The story frames all of this through a Prince whose fatal mistake doomed his kingdom. Spared by death itself, he's caught in a cycle where each failure becomes another chance to explore different paths, meet new characters, and use knowledge from past attempts to change his people's fate. It's a premise that gives the roguelite structure narrative weight, tying the repetition of runs to the Prince's own desperation to prove himself and save Persia.

Procedurally generated levels ensure no two runs play out the same way, while random events, difficulty modifiers, and evolving narration layer on top of that foundation. Metaprogression carries forward between attempts, giving each death a sense of forward motion even when a run ends badly.

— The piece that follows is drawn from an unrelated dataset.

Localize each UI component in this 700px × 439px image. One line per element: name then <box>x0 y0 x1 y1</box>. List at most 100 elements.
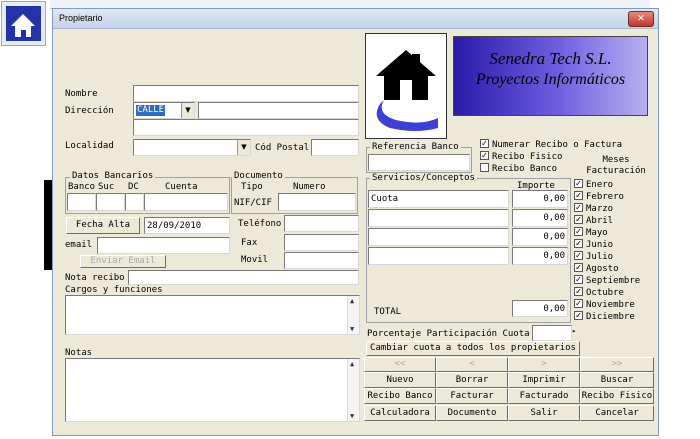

The Prince isn't just fighting enemies; he's fighting against the weight of his own mistakes, trying to rewrite a fate he set in motion. The tension between guilt and determination gives the cycle of death and retry something to hold onto beyond the mechanical satisfaction of a good run.

The mood matches the intensity. An intense soundtrack pulses underneath the action, keeping the rhythm tight even as the procedural generation keeps the scenery unpredictable. Every run is designed to leave players wanting one more attempt, one more chance to push further with a new combination of weapons and knowledge carried over from the last failure. The Rogue Prince of Persia builds its identity around that pull, the feeling that the next run might be the one where everything clicks into place.